Tyrese Maxey is a 6’3″ freshman guard from the University of Kentucky. Weighing in at 198 pounds, Maxey isn’t the most physical of threats – but his shotmaking ability should have him on lottery teams’ radars. He averaged 14 points, 4.3 rebounds, and 3.2 assists per game on almost 43% shooting from the field. Maxey also shot an encouraging 83.3% from the free-throw line, which should detract from some of the concerns regarding his low percentage on jumpshots (32%).
Synergy ranks Maxey as being excellent in two main offensive categories – in transition (84th percentile, 21.5% frequency) and as a pick and roll ball handler (86th percentile, 20.5% frequency). Maxey is a great finisher who has displayed touch with both hands; he can score from a plethora of angles in part due to his ability to take contact regardless of where he’s attacking from.
In the P&R, Maxey can score both by attacking and via his pull-up jumpshot, but he never showed much of a feel for passing in those situations. Any passing that did occur was likely a simple drive and kick – Maxey can make the easy passes when he has to but has yet to demonstrate an ability as a true playmaker.
Maxey can certainly make shots, but he also took a concerning amount of contested ones, mostly due to a consistent struggle with creating space. He can certainly handle the ball at an NBA level, but what appears to be a simple lack of “burst” off the dribble inhibits him from being able to beat his man to the rim or get them to repeatedly bite on a fake.
As a shooter, Maxey might be best defined as “streaky”. Some of his misses are reminiscent of the worst RJ Barrett misses from three-point land last year – the ball doesn’t even make contact with the rim. With some adjustments to his jumpshot, one of which might involve raising the point at which he releases the ball, Maxey should be able to at least just make his open looks from deep.
I’m impressed with Maxey on defense, for sure. His 6’6″ wingspan definitely gets put to use through his physical and high-effort style of play. When faced with defending a pick & roll at the point of attack, Maxey usually finds an optimal combination of his IQ, feel for the game, and physical length to use when reacting to the offense.
As a team defender, he knows how to rotate and can handle guards his size in the paint – the issue comes with the fact that bigger players can tend to give him some trouble, and most players are bigger than him. His lack of lightning-quick speed prevents him from being able to make the type of incredible plays we see from premier defensive guards like Marcus Smart, but his high intelligence on defense certainly gives me confidence in his ability as a playmaker on both ends of the court.
I project Maxey to be taken in the lottery without doubt, but certainly not as one of the draft’s top picks. If the Knicks land the seventh or eighth pick, as is most likely due to their odds as the team in sixth in the “lottery race”, Maxey might be a legitimate target for them there. I can’t see him being a primary initiator/playmaker in the league for a multitude of reasons, but Maxey could certainly thrive in an offense where someone else is doing a bulk of the playmaking and taking some of the scoring load off of his shoulders.

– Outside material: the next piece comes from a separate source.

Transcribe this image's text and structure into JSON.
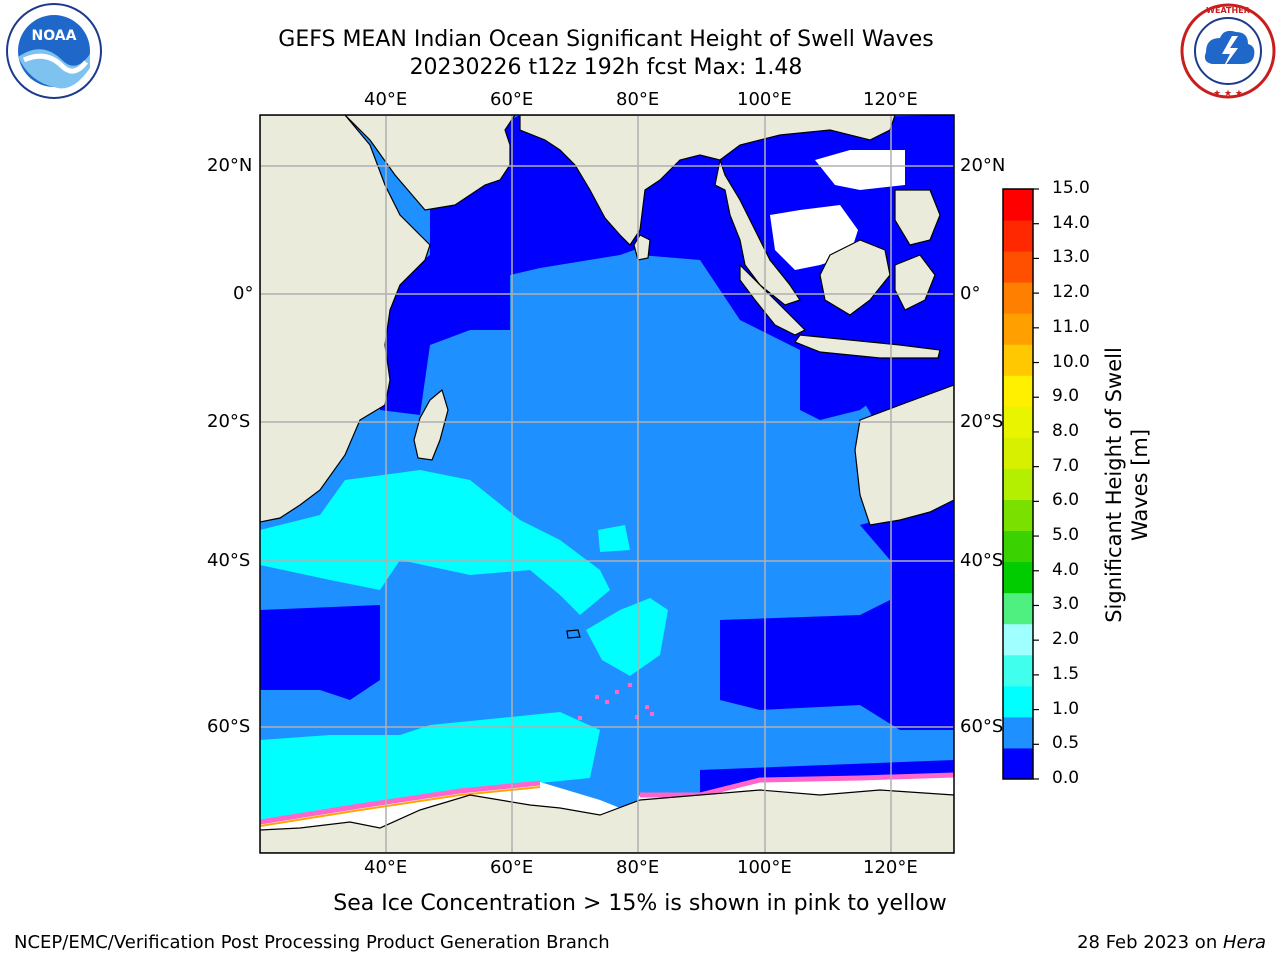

RJ Barrett could certainly develop into the type of playmaker Maxey might benefit from playing beside, but I don’t think he’s at that level in terms of his passing ability right now. The Knicks drafting Maxey in the lottery would mean they weren’t able to acquire any of the five (Ball, Hayes, Haliburton, Lewis Jr., Anthony) point guards who are currently seen as being lottery talents, and the fit next season between Barrett, Maxey, and whoever the team has to play point guard would likely be a bit strange. However, the Knicks are not in a position, in my opinion, to pass up on the best available talent when they are drafting just because a different prospect would have a better “fit” on the team, so I would still select Maxey if he were the player on the board I liked most.
Maxey, Barrett, and Robinson would have their fair share of concerning plays, as any young trio of non-shooters might; the three would also produce a ton of highlights, between Maxey’s shot-making, Barrett’s finishing athleticism, and Robinson’s ability as a lob-threat and overall athletic freak. Whether this group of young players, along with Frank Ntilikina and Kevin Knox, will be impressive enough to draw the attention of free agents of the caliber the front office seems to be pursuing, is the question.